Question: RNA-seq GC content Bimodal distribution
Is it normal for RNA-seq from human to have bimodal distribution in GC content?

For DNA seq bimodal distribution in GC content is a sign of contamination.

How about RNA-seq?

That's rather extreme GC content (around 90%), and such a secondary peak is not expected in an RNA-seq run for a specific species. What is expected is some noise at the start of the per-base nucleotide distribution due to not-so-random hexamers.

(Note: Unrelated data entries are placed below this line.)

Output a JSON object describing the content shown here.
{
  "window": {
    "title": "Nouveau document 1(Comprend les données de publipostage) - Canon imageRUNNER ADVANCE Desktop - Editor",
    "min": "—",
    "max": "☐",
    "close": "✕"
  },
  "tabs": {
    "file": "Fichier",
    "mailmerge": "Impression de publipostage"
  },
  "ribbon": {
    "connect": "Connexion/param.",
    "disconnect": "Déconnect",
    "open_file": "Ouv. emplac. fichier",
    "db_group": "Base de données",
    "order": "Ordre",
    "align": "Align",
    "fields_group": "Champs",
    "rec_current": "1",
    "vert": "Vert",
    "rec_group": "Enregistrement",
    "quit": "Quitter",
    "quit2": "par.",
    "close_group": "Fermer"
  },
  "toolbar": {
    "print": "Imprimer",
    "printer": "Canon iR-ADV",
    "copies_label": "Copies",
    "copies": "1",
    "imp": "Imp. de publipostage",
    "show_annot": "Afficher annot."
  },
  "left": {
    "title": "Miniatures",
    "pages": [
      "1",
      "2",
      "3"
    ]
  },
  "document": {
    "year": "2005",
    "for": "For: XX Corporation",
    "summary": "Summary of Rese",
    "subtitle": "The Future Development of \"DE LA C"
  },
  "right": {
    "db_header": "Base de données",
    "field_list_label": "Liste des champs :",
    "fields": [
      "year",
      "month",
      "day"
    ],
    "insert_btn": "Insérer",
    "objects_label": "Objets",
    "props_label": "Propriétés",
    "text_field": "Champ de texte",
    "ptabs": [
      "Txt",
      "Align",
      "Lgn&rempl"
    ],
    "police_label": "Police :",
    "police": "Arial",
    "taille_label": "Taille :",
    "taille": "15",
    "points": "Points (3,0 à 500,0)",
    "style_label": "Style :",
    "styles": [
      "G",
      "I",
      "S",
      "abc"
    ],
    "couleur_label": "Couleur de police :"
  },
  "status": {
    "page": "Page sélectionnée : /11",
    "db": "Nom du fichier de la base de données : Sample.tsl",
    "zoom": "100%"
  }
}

A very specific contaminant or PCR amplicon would be visible as a sharp peak, and also also be found as an overrepresented sequence. If quite sharp and close to the main distribution it could represent read through into adapters. None of these two scenarios fit here.

In your case, if you want to find out what caused this, check some of your sequences are runs of GpC or a triplet repeat. Are any such sequences visible as an overrepresented sequence?

It might also be contamination from a different species, although I can't think of anything with an overall GC content that high. You could try fastq_screen to check for other species you work with regularly (or e.g. a food source). Alt fish out some of the high GC sequences and Blast them to see what they are.



i see that second peak all the time with rRNA depleted libraries. rRNA depletion methods are never complete, which is reflected by the lower density peak at ~85%. You want that peak to be as low as possible.